Vatican linked to secret €1.85 million payments to charity chiefs
St John of God told by Vatican to deal with outstanding liabilities, says HSE audit
The St John of God audit uncovered secret payments totalling €6.24 million to senior lay executives. File photograph: Getty Images
The St John of God organisation made €1.85 million in undisclosed payments to senior managers after being instructed by the Vatican to deal with outstanding liabilities, according to a confidential HSE audit of the charity.
“The Vatican wanted to be sure that no liability transferred to the new organisation” after St John of God restructured itself in 2012, with direct accountability to the Holy See, the audit says. The charity provides a range of services from mental health to learning disability, many on contract from the HSE.
The audit uncovered secret payments totalling €6.24 million to senior lay executives.
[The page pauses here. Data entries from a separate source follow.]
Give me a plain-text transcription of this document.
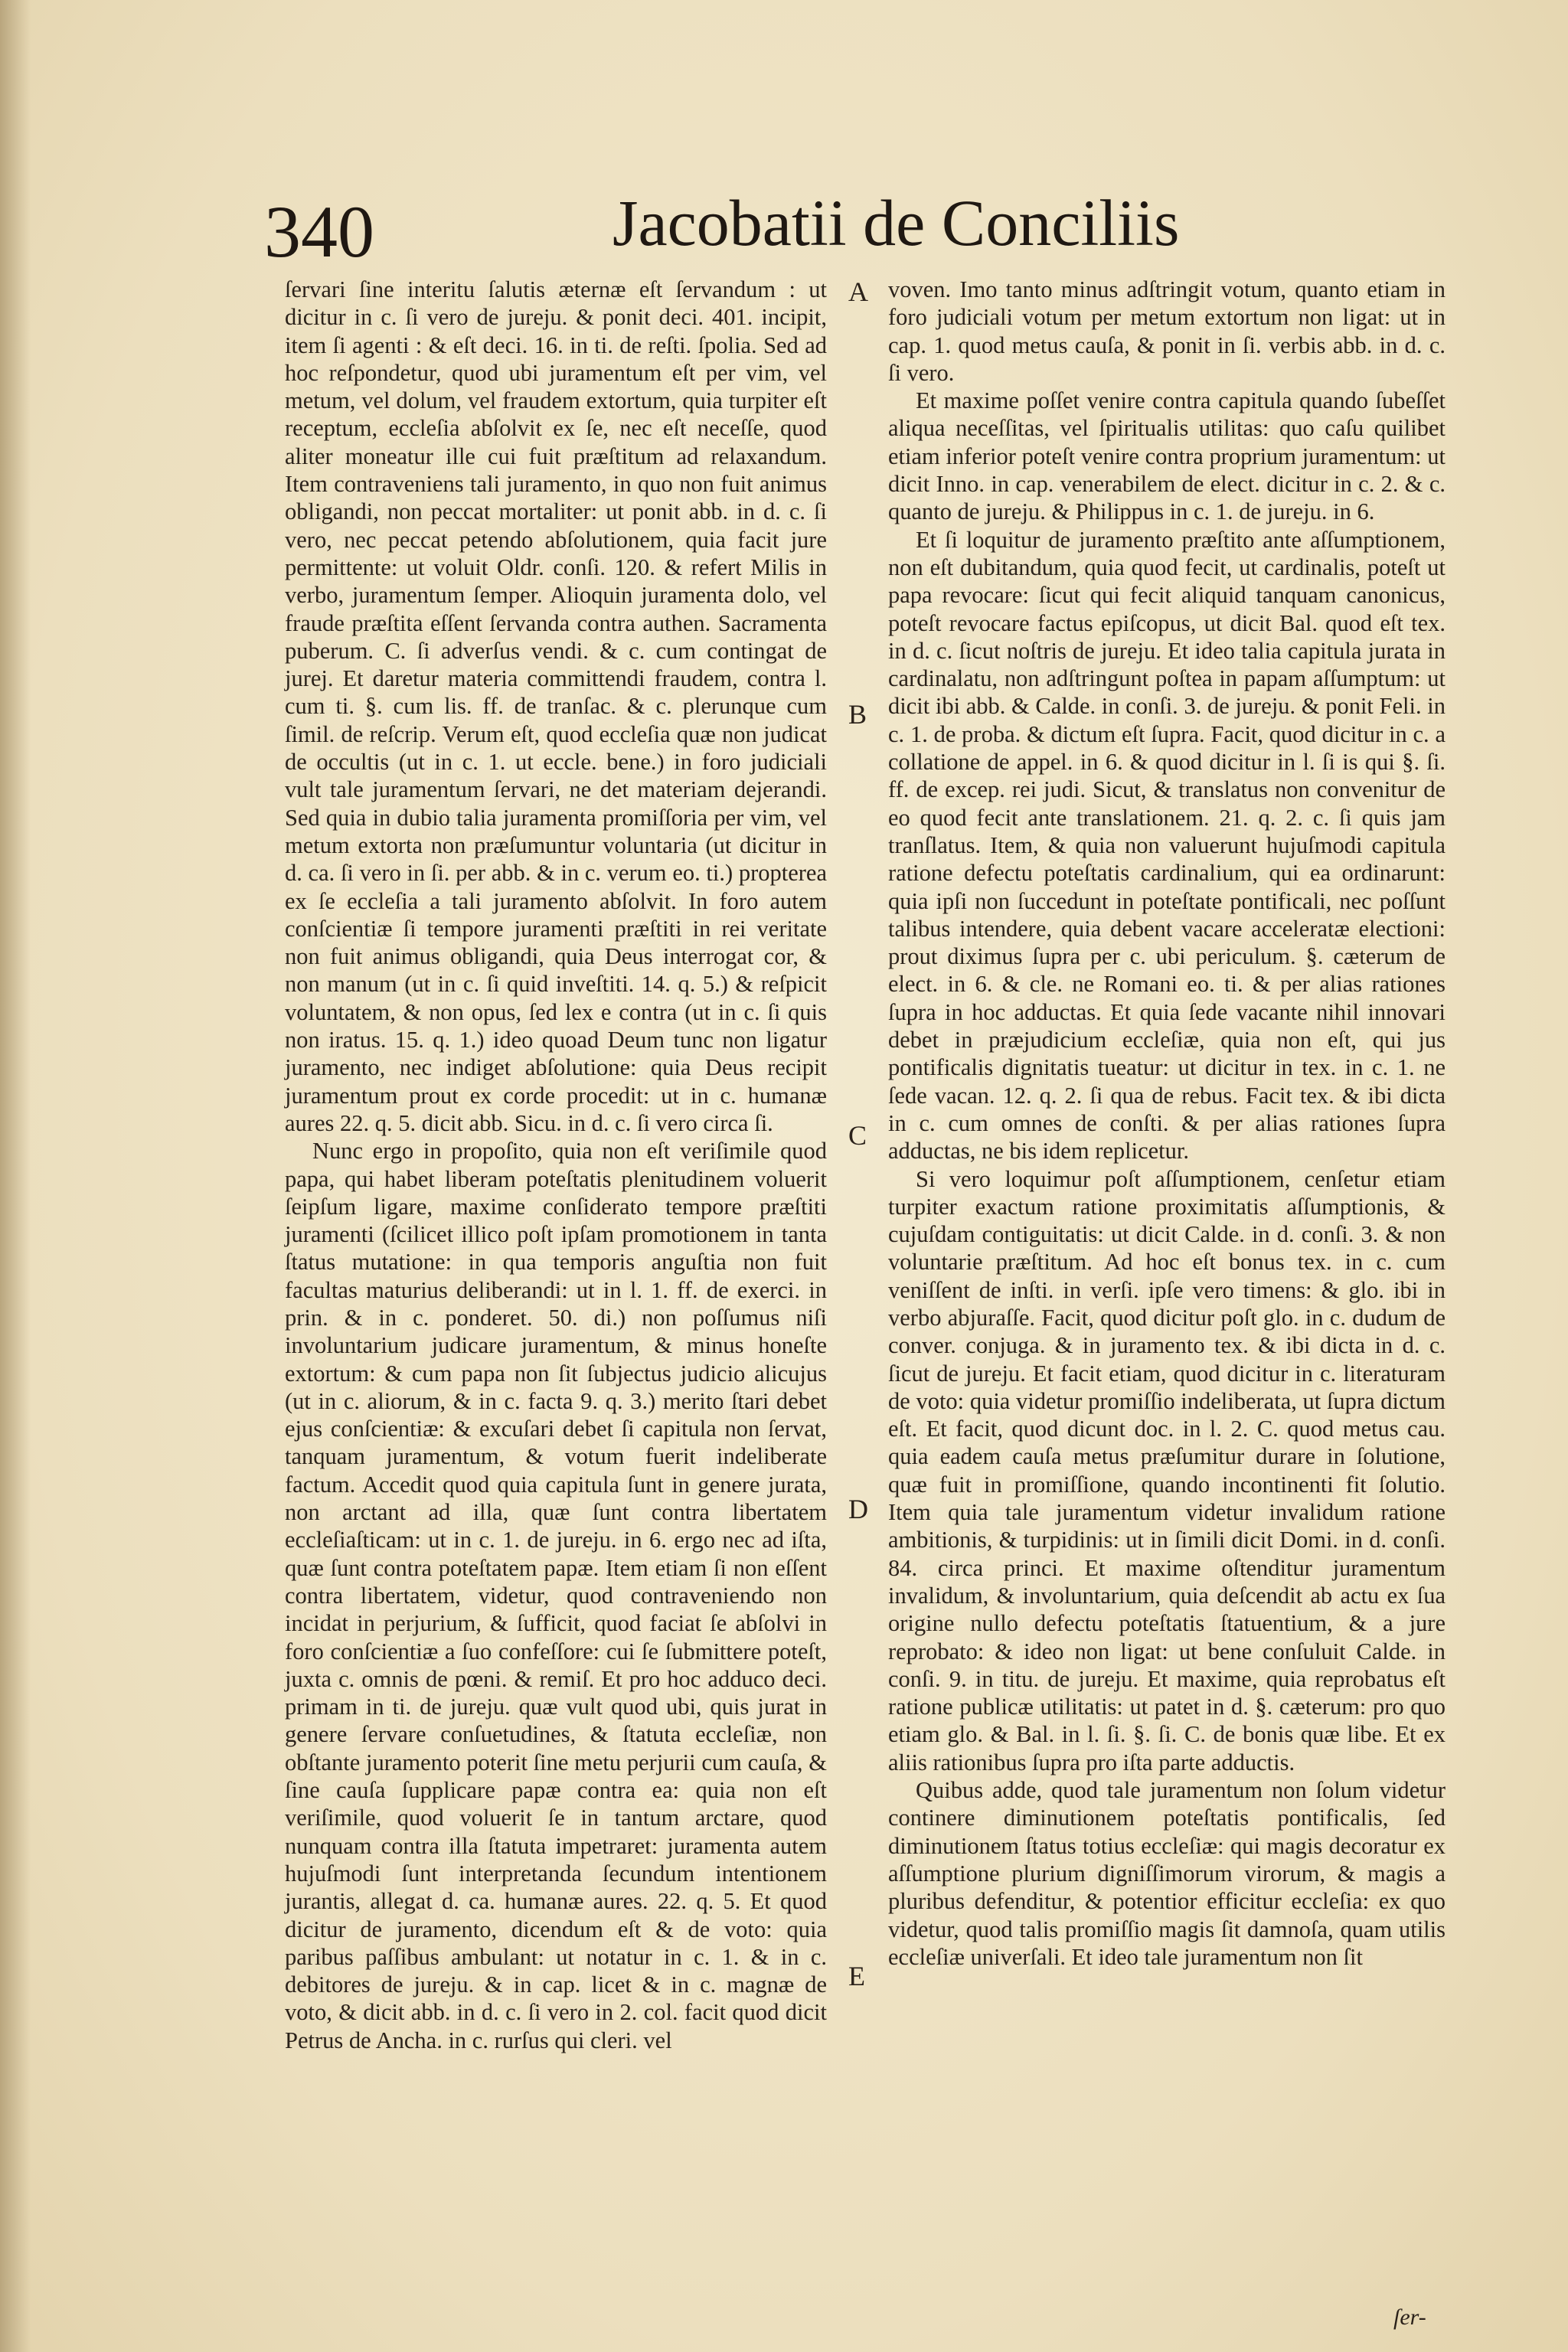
340	Jacobatii de Conciliis

ſervari ſine interitu ſalutis æternæ eſt ſervandum : ut dicitur in c. ſi vero de jureju. & ponit deci. 401. incipit, item ſi agenti : & eſt deci. 16. in ti. de reſti. ſpolia. Sed ad hoc reſpondetur, quod ubi juramentum eſt per vim, vel metum, vel dolum, vel fraudem extortum, quia turpiter eſt receptum, eccleſia abſolvit ex ſe, nec eſt neceſſe, quod aliter moneatur ille cui fuit præſtitum ad relaxandum. Item contraveniens tali juramento, in quo non fuit animus obligandi, non peccat mortaliter: ut ponit abb. in d. c. ſi vero, nec peccat petendo abſolutionem, quia facit jure permittente: ut voluit Oldr. conſi. 120. & refert Milis in verbo, juramentum ſemper. Alioquin juramenta dolo, vel fraude præſtita eſſent ſervanda contra authen. Sacramenta puberum. C. ſi adverſus vendi. & c. cum contingat de jurej. Et daretur materia committendi fraudem, contra l. cum ti. §. cum lis. ff. de tranſac. & c. plerunque cum ſimil. de reſcrip. Verum eſt, quod eccleſia quæ non judicat de occultis (ut in c. 1. ut eccle. bene.) in foro judiciali vult tale juramentum ſervari, ne det materiam dejerandi. Sed quia in dubio talia juramenta promiſſoria per vim, vel metum extorta non præſumuntur voluntaria (ut dicitur in d. ca. ſi vero in ſi. per abb. & in c. verum eo. ti.) propterea ex ſe eccleſia a tali juramento abſolvit. In foro autem conſcientiæ ſi tempore juramenti præſtiti in rei veritate non fuit animus obligandi, quia Deus interrogat cor, & non manum (ut in c. ſi quid inveſtiti. 14. q. 5.) & reſpicit voluntatem, & non opus, ſed lex e contra (ut in c. ſi quis non iratus. 15. q. 1.) ideo quoad Deum tunc non ligatur juramento, nec indiget abſolutione: quia Deus recipit juramentum prout ex corde procedit: ut in c. humanæ aures 22. q. 5. dicit abb. Sicu. in d. c. ſi vero circa ſi.

Nunc ergo in propoſito, quia non eſt veriſimile quod papa, qui habet liberam poteſtatis plenitudinem voluerit ſeipſum ligare, maxime conſiderato tempore præſtiti juramenti (ſcilicet illico poſt ipſam promotionem in tanta ſtatus mutatione: in qua temporis anguſtia non fuit facultas maturius deliberandi: ut in l. 1. ff. de exerci. in prin. & in c. ponderet. 50. di.) non poſſumus niſi involuntarium judicare juramentum, & minus honeſte extortum: & cum papa non ſit ſubjectus judicio alicujus (ut in c. aliorum, & in c. facta 9. q. 3.) merito ſtari debet ejus conſcientiæ: & excuſari debet ſi capitula non ſervat, tanquam juramentum, & votum fuerit indeliberate factum. Accedit quod quia capitula ſunt in genere jurata, non arctant ad illa, quæ ſunt contra libertatem eccleſiaſticam: ut in c. 1. de jureju. in 6. ergo nec ad iſta, quæ ſunt contra poteſtatem papæ. Item etiam ſi non eſſent contra libertatem, videtur, quod contraveniendo non incidat in perjurium, & ſufficit, quod faciat ſe abſolvi in foro conſcientiæ a ſuo confeſſore: cui ſe ſubmittere poteſt, juxta c. omnis de pœni. & remiſ. Et pro hoc adduco deci. primam in ti. de jureju. quæ vult quod ubi, quis jurat in genere ſervare conſuetudines, & ſtatuta eccleſiæ, non obſtante juramento poterit ſine metu perjurii cum cauſa, & ſine cauſa ſupplicare papæ contra ea: quia non eſt veriſimile, quod voluerit ſe in tantum arctare, quod nunquam contra illa ſtatuta impetraret: juramenta autem hujuſmodi ſunt interpretanda ſecundum intentionem jurantis, allegat d. ca. humanæ aures. 22. q. 5. Et quod dicitur de juramento, dicendum eſt & de voto: quia paribus paſſibus ambulant: ut notatur in c. 1. & in c. debitores de jureju. & in cap. licet & in c. magnæ de voto, & dicit abb. in d. c. ſi vero in 2. col. facit quod dicit Petrus de Ancha. in c. rurſus qui cleri. vel

A
B
C
D
E

voven. Imo tanto minus adſtringit votum, quanto etiam in foro judiciali votum per metum extortum non ligat: ut in cap. 1. quod metus cauſa, & ponit in ſi. verbis abb. in d. c. ſi vero.

Et maxime poſſet venire contra capitula quando ſubeſſet aliqua neceſſitas, vel ſpiritualis utilitas: quo caſu quilibet etiam inferior poteſt venire contra proprium juramentum: ut dicit Inno. in cap. venerabilem de elect. dicitur in c. 2. & c. quanto de jureju. & Philippus in c. 1. de jureju. in 6.

Et ſi loquitur de juramento præſtito ante aſſumptionem, non eſt dubitandum, quia quod fecit, ut cardinalis, poteſt ut papa revocare: ſicut qui fecit aliquid tanquam canonicus, poteſt revocare factus epiſcopus, ut dicit Bal. quod eſt tex. in d. c. ſicut noſtris de jureju. Et ideo talia capitula jurata in cardinalatu, non adſtringunt poſtea in papam aſſumptum: ut dicit ibi abb. & Calde. in conſi. 3. de jureju. & ponit Feli. in c. 1. de proba. & dictum eſt ſupra. Facit, quod dicitur in c. a collatione de appel. in 6. & quod dicitur in l. ſi is qui §. ſi. ff. de excep. rei judi. Sicut, & translatus non convenitur de eo quod fecit ante translationem. 21. q. 2. c. ſi quis jam tranſlatus. Item, & quia non valuerunt hujuſmodi capitula ratione defectu poteſtatis cardinalium, qui ea ordinarunt: quia ipſi non ſuccedunt in poteſtate pontificali, nec poſſunt talibus intendere, quia debent vacare acceleratæ electioni: prout diximus ſupra per c. ubi periculum. §. cæterum de elect. in 6. & cle. ne Romani eo. ti. & per alias rationes ſupra in hoc adductas. Et quia ſede vacante nihil innovari debet in præjudicium eccleſiæ, quia non eſt, qui jus pontificalis dignitatis tueatur: ut dicitur in tex. in c. 1. ne ſede vacan. 12. q. 2. ſi qua de rebus. Facit tex. & ibi dicta in c. cum omnes de conſti. & per alias rationes ſupra adductas, ne bis idem replicetur.

Si vero loquimur poſt aſſumptionem, cenſetur etiam turpiter exactum ratione proximitatis aſſumptionis, & cujuſdam contiguitatis: ut dicit Calde. in d. conſi. 3. & non voluntarie præſtitum. Ad hoc eſt bonus tex. in c. cum veniſſent de inſti. in verſi. ipſe vero timens: & glo. ibi in verbo abjuraſſe. Facit, quod dicitur poſt glo. in c. dudum de conver. conjuga. & in juramento tex. & ibi dicta in d. c. ſicut de jureju. Et facit etiam, quod dicitur in c. literaturam de voto: quia videtur promiſſio indeliberata, ut ſupra dictum eſt. Et facit, quod dicunt doc. in l. 2. C. quod metus cau. quia eadem cauſa metus præſumitur durare in ſolutione, quæ fuit in promiſſione, quando incontinenti fit ſolutio. Item quia tale juramentum videtur invalidum ratione ambitionis, & turpidinis: ut in ſimili dicit Domi. in d. conſi. 84. circa princi. Et maxime oſtenditur juramentum invalidum, & involuntarium, quia deſcendit ab actu ex ſua origine nullo defectu poteſtatis ſtatuentium, & a jure reprobato: & ideo non ligat: ut bene conſuluit Calde. in conſi. 9. in titu. de jureju. Et maxime, quia reprobatus eſt ratione publicæ utilitatis: ut patet in d. §. cæterum: pro quo etiam glo. & Bal. in l. ſi. §. ſi. C. de bonis quæ libe. Et ex aliis rationibus ſupra pro iſta parte adductis.

Quibus adde, quod tale juramentum non ſolum videtur continere diminutionem poteſtatis pontificalis, ſed diminutionem ſtatus totius eccleſiæ: qui magis decoratur ex aſſumptione plurium digniſſimorum virorum, & magis a pluribus defenditur, & potentior efficitur eccleſia: ex quo videtur, quod talis promiſſio magis ſit damnoſa, quam utilis eccleſiæ univerſali. Et ideo tale juramentum non ſit

ſer-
This includes a defined benefit pension scheme which transferred €3.586 million to four senior managers and unapproved increases in their salaries amounting to €277,152.
Private salary payments
The investigation uncovered undeclared private salary payments to 14 senior staff totalling €528,755 as well as a further 139 cases where the charity was not in compliance with public pay policy.
The audit says St John of God has not complied with public pay policy for over 30 years, despite relying on over €130 million a year in State funding. Since at least 1986, “other entities” within the charity have been supplementing the salary of senior executives, whose pay costs are funded by the Exchequer.
The charity on Thursday night apologised unreservedly for any hurt caused by the issues raised in the audit but said it did not believe it had deliberately misled the HSE at any point.
St John of God has established a group to develop governance systems to ensure the service operates in accordance with legislation and regulations, a spokesman told The Irish Times. “This includes compliance with public pay policy.”
The audit report, which is a draft but close to finalisation, says the effect of the top-ups was to transfer the liability for future pensions on increased salaries to the taxpayer. It says the extent and duration of the pay policy breaches are “concerning” and SJOG had “many opportunities from 2013 to make a full disclosure” but did not do so until June 2016.